Se había quedado demasiado tiempo en todas aquellas casas, demasiado a menudo había intentado convencer a padres reacios. La experiencia de una larga vida debería haberle enseñado que con ello no hacía más que perder el tiempo. Ahora los vientos de la tarde retorcían su desgastada capa y comenzaba a hacer frío. Los largos y solitarios caminos entre las casas perdidas de los tejedores de cabellos se le hacían cada año más pesados. Decidió que sólo realizaría una última visita y que luego volvería a su hogar. De todos modos, la casa de Ostvan le salía al paso.

Por lo menos la edad tenía un privilegio que le volvió por un momento algo más conciliador: le otorgaba ante los ojos de la gente una autoridad y una dignidad que nunca le habría dado la función tan poco apreciada de maestro. Cada vez le sucedía con menor frecuencia que tuviera que discutir el que los niños debían acudir a clase o el que un padre se negara a pagar el siguiente año escolar. Y cada vez más a menudo le bastaba una mirada severa para ahogar de raíz tales objeciones.

Pero todo esto, pensaba mientras subía jadeando el empinado sendero, no sería una razón suficiente para envejecer, si me fuera dado elegir. Había tomado la costumbre de adelantar el calendario y recaudar el dinero un poco antes de lo normal para poder hacer estas visitas en la estación fría. Sobre todo, las visitas a los tejedores de cabellos que vivían todos bastante lejos, en las afueras de la ciudad, y a los que había que acudir como demandaba su dignidad cuando se quería algo de ellos.

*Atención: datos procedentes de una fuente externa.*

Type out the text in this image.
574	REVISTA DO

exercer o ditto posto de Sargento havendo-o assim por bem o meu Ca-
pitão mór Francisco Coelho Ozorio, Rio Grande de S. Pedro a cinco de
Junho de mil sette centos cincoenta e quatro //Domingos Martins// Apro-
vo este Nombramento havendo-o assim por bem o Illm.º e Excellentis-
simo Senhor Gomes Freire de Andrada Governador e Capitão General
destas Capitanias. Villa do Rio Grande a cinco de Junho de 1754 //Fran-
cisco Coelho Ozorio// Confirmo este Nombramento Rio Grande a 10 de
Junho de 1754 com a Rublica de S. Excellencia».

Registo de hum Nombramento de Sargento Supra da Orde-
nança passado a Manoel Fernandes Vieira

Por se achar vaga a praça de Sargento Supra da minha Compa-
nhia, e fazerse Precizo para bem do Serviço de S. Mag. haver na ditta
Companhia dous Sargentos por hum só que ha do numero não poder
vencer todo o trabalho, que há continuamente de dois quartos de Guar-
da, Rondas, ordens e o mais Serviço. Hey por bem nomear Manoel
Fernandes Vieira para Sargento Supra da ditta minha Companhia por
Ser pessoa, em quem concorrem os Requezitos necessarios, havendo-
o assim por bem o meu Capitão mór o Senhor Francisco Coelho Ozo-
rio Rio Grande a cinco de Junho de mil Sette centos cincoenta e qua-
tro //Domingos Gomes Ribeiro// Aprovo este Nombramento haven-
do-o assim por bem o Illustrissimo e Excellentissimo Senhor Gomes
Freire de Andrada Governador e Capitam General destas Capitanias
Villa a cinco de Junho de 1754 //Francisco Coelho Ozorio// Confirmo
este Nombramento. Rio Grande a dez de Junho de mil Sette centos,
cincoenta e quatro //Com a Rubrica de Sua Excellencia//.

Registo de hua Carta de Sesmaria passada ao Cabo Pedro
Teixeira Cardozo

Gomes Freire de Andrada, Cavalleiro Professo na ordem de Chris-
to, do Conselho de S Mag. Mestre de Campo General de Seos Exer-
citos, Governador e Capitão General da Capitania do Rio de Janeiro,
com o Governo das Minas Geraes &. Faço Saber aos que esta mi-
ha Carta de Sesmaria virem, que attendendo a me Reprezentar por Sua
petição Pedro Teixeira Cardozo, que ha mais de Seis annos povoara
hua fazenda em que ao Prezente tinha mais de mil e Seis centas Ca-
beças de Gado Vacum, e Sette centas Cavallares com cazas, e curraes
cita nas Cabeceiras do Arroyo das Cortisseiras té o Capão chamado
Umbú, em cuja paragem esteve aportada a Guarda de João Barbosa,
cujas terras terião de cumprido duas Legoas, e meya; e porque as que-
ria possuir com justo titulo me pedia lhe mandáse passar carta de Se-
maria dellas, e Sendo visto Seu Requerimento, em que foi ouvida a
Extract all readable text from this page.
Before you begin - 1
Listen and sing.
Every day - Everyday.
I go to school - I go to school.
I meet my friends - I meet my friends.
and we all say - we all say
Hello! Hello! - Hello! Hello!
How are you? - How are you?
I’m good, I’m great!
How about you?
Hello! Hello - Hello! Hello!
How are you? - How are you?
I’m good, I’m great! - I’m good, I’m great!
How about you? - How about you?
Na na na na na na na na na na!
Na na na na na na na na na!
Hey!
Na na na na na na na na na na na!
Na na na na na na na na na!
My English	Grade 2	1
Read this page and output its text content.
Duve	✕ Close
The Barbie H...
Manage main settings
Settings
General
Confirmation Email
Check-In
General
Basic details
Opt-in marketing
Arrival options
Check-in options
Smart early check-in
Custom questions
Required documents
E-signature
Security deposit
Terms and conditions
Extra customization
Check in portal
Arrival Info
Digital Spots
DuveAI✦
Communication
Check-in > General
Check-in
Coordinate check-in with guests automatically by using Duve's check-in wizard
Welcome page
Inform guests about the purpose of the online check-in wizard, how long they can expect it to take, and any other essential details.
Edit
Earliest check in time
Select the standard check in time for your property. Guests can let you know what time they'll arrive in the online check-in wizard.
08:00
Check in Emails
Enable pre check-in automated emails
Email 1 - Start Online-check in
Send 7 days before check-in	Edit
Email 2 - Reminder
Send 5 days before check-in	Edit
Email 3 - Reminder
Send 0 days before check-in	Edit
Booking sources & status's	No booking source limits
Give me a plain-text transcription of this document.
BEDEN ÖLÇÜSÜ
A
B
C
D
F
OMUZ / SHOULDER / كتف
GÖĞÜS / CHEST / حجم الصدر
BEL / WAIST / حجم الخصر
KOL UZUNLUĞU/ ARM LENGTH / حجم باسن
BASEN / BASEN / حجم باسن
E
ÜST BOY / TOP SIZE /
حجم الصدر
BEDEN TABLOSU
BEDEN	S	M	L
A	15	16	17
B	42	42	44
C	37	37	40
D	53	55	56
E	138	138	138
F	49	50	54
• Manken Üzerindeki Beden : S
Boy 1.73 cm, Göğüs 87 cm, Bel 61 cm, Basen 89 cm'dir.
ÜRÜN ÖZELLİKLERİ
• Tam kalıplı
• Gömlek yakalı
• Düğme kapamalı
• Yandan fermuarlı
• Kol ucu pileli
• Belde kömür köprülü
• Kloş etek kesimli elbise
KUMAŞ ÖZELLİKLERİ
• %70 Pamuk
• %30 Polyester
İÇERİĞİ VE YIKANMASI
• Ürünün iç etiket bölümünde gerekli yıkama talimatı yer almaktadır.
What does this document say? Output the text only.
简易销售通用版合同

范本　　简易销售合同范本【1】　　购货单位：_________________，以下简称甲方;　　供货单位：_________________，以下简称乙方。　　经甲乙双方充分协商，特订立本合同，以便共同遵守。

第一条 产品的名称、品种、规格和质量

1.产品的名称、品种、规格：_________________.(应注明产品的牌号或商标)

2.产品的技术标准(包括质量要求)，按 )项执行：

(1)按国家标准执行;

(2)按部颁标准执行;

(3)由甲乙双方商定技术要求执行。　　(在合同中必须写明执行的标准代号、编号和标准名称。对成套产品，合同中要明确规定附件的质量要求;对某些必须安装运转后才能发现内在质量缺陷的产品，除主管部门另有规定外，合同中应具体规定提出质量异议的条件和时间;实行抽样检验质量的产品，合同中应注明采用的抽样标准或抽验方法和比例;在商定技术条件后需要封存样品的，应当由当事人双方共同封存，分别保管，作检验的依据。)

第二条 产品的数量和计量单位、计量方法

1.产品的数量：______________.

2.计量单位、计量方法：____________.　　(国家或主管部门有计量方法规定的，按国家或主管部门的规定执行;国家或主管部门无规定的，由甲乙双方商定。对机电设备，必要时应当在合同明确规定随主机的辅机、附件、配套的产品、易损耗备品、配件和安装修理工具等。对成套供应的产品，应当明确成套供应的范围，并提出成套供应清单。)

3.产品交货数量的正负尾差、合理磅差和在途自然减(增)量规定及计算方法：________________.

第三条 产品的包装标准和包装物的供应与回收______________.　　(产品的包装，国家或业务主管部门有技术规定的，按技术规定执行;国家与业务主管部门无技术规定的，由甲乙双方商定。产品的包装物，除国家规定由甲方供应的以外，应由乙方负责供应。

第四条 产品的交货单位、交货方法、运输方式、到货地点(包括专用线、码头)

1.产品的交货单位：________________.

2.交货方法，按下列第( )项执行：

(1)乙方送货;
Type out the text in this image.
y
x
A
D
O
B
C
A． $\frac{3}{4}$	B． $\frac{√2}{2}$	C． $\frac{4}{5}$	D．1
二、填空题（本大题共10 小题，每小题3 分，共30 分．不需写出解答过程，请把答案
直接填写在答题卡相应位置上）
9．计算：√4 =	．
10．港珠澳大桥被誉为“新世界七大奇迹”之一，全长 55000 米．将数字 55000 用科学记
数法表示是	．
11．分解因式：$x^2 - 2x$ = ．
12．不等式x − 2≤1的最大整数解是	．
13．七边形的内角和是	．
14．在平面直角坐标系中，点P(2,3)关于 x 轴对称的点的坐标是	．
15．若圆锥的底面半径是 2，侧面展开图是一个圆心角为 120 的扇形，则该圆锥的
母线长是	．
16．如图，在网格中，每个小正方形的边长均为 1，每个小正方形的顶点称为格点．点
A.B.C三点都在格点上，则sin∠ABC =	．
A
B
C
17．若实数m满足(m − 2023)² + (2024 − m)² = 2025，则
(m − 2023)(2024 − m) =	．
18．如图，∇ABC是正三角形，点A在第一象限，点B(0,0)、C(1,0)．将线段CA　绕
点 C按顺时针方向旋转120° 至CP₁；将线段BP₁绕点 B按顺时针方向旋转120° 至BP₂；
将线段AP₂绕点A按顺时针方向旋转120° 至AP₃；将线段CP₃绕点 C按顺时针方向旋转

Esos sí que eran días cansinos. Él no quería arriesgarse a dar más de estos paseos bajo el sol abrasador del fin de año.

Finalmente alcanzó la terraza que estaba delante de la casa. Se permitió unos minutos de respiro mientras contemplaba la casa de Ostvan. Era bastante vieja, como la mayoría de las viviendas de los tejedores de cabellos. El ojo agudo del maestro reconoció en la disposición de las piedras una técnica de construcción que había sido habitual en el siglo anterior. Algunas construcciones posteriores eran claramente más modernas, aunque tenían el mismo aspecto de viejo.

¿A quién le interesan tales cosas hoy día?, pensó él, malhumorado. Se trataba de un conocimiento que también se perdería con él. Llamó a la puerta y al mismo tiempo se echó un vistazo a sí mismo, comprobó que su toga de maestro tenía la caída debida. Era importante tener el aspecto correcto, sobre todo aquí.

Una anciana mujer le abrió. Él la reconoció. Era la madre de Ostvan.

—Garliad, yo te saludo —dijo él—. Vengo por el dinero para la escuela de tu nieta Taroa.

—Parnag —respondió ella simplemente—. Entra.

Él dejó su bastón afuera, apoyado en el muro, y entró, recogiéndose la toga. Ella le ofreció asiento y un vaso de agua, luego se fue hacia adentro para avisar a su hijo. A través de la puerta abierta pudo oír Parnag cómo subía la escalera hacia la tejeduría.

Bebió un trago. Le hacía bien el estar sentado. Examinó la habitación que ya conocía de anteriores visitas, los fríos muros blancos, la oxidada espada colgada de un gancho en la pared, la hilera de botellas de vino en una alta estantería. A través de la ranura de la puerta vio la imagen de una de las otras esposas del mercader de cabellos que, en la habitación de al lado, se ocupaba en doblar la ropa. Luego escuchó pasos de nuevo, esta vez pasos jóvenes y elásticos.